Antonio Latella ha dichiarato che “Hamlet” è uno spettacolo da ascoltare, più che da guardare. Cosa ne pensi?

In Hamlet, abbiamo lavorato sul potere della parola. Su un testo che rappresenta un paradigma, molto spesso, pensi di sapere delle cose perché ti sono state rimandate, le possiedi in una sorta di immaginario. Quando torni a leggere realmente quelle parole, ti rendi conto che il testo non sta dicendo esattamente ciò che immagini. Abbiamo creduto, per anni, di vedere determinate cose. Quando hai un pregiudizio ed un preconcetto, leggi le righe e le riporti. Bisogna liberarsi dai preconcetti. Per costruire Hamlet, abbiamo cercato di lavorare senza avere nessun tipo di pregiudizio sulla storia e sui caratteri dei personaggi. Le parole emergono realmente poiché ci siamo approcciati al testo come se non lo conoscessimo. La prima parte dello spettacolo è assolutamente da ascoltare. Poi, un po’ alla volta, il testo prende vita sulla scena. É interessante questa modalità di condivisione di un significato che, magari, a volte non abbiamo visto nel testo.

Che lavoro hai svolto per entrare all’interno di un personaggio come Amleto? Costruire un ruolo del genere, ti porta a fare un grande viaggio interiore. Che domande ti sei posta?

Sai, io non sono una di quelle attrici che si pone domande quando si avvicina ad un personaggio. Amleto é un’opera che rappresenta un mondo intero. In qualsiasi modo tu possa pensare di interpretare un personaggio, inevitabilmente, puoi svilire l’assoluto che é questa opera. Amleto racconta e racchiude un mondo. Il modo in cui ho deciso di entrare in questo personaggio é un modo umano. Ho cercato di attraversare le questioni poste da Amleto, le sue parole, interrogandomi sulla mia vita, sull’essere umano. Ho cercato di attraversare con la mia umanità quel personaggio, senza pensare di dover andare da qualche parte. Piuttosto, mi sono lasciata sprofondare.
Quando reciti, devi abbassare le difese, sempre. Non sempre accade. Non tutti gli attori lo fanno. Io tendo a farlo. Questo lavoro mi ha proprio chiesto di essere in grande condivisione. Mi ha chiesto di dare, di restituire alle parole, di rispecchiarle nel pubblico, di farmi attraversare e di donarle, in qualche modo. Quando ti ritrovi di fronte ad una grande opera come Amleto, ti ritrovi di fronte all’idea del fallimento, del fatto che difficilmente riuscirai veramente ad essere tutto quello che dici, ad esserci in ogni momento.

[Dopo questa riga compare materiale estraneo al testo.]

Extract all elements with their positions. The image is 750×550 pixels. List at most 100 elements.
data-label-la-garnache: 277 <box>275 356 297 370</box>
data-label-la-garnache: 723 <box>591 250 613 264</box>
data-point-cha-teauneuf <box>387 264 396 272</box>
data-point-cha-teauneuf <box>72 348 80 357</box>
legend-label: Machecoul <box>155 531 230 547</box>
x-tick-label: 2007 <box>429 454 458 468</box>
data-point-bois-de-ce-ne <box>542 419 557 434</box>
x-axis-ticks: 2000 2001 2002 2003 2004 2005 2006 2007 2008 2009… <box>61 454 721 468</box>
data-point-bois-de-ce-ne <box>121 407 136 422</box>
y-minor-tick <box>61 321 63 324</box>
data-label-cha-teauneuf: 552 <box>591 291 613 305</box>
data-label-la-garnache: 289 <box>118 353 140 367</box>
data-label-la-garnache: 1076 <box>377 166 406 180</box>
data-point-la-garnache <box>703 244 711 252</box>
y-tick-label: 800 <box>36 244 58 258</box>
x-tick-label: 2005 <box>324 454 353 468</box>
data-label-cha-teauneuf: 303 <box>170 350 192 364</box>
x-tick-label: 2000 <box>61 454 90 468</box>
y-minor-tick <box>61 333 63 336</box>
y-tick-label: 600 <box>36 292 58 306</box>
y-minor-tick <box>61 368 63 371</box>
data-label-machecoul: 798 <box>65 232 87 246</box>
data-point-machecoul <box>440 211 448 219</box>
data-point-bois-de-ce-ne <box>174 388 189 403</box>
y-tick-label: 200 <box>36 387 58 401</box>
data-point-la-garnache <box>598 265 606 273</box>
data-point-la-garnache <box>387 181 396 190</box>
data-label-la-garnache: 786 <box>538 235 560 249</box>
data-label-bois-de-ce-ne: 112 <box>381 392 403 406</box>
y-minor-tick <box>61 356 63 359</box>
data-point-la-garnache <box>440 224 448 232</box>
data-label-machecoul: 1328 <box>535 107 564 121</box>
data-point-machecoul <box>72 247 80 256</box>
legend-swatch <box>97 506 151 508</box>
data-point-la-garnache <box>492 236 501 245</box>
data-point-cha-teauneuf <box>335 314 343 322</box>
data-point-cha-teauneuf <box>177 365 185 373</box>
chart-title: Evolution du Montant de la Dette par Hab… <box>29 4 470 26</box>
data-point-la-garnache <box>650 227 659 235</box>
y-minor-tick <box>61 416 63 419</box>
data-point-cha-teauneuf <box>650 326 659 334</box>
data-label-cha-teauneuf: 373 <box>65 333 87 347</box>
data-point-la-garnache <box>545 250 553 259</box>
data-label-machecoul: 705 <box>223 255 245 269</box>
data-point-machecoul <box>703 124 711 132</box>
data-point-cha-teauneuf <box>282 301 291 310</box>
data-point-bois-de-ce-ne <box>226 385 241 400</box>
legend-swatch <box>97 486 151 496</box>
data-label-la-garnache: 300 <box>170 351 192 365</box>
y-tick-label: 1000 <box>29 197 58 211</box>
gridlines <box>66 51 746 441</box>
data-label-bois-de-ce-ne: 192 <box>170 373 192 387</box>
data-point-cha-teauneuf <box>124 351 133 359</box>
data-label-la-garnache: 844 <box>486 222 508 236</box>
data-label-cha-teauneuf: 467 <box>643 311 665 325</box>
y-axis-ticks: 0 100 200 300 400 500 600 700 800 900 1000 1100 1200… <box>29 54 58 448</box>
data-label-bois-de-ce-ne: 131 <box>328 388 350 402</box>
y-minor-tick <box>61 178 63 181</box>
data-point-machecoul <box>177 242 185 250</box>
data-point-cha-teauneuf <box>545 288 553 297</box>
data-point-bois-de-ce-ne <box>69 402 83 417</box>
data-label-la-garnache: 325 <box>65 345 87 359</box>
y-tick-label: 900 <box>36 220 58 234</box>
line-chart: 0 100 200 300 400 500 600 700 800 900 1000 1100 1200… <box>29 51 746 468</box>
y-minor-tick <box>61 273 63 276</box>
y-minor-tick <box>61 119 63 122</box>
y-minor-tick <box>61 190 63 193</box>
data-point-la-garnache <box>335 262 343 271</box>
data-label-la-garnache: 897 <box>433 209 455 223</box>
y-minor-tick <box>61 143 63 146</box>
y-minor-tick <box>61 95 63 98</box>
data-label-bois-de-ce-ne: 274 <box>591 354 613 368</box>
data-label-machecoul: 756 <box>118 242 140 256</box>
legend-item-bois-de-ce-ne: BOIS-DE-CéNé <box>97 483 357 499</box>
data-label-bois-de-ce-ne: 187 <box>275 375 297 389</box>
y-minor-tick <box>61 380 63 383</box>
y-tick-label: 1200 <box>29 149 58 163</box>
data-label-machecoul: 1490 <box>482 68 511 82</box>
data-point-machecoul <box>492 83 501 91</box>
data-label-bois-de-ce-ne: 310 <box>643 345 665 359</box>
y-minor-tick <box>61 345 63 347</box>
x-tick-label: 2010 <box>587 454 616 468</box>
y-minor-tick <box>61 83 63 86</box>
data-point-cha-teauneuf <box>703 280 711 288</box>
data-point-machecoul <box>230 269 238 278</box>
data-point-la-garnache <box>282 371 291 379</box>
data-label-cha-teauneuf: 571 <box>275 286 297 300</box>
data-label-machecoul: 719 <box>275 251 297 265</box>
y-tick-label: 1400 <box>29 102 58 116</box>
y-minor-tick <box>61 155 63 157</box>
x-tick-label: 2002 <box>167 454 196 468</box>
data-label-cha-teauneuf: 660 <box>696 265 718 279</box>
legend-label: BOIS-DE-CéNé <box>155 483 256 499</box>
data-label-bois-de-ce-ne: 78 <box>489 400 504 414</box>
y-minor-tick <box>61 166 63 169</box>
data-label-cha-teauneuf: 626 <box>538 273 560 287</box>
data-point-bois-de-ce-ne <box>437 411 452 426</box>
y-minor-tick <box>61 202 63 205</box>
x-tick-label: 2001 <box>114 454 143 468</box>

Inevitabilmente, ci sarà una parte di fallimento e questa cosa, legata ai tempi che stiamo vivendo, mi è sembrata la fibra della mia possibile interpretazione.

Foto © Masiar Pasquali

É vero, è come se tu fossi un’equilibrista che fa di tutto per non cadere, no?

Sì e di tanto in tanto, magari cadrai in quel fallimento. Ci sono momenti in cui sei più vicina a quel fallimento e poi riemergi. Credo che tutto questo sia connaturato con la fibra di questo testo.

Siamo stati molto distanti, in questo tempo sospeso. Cosa significa, adesso, per te recitare sul palcoscenico, avere le persone intorno?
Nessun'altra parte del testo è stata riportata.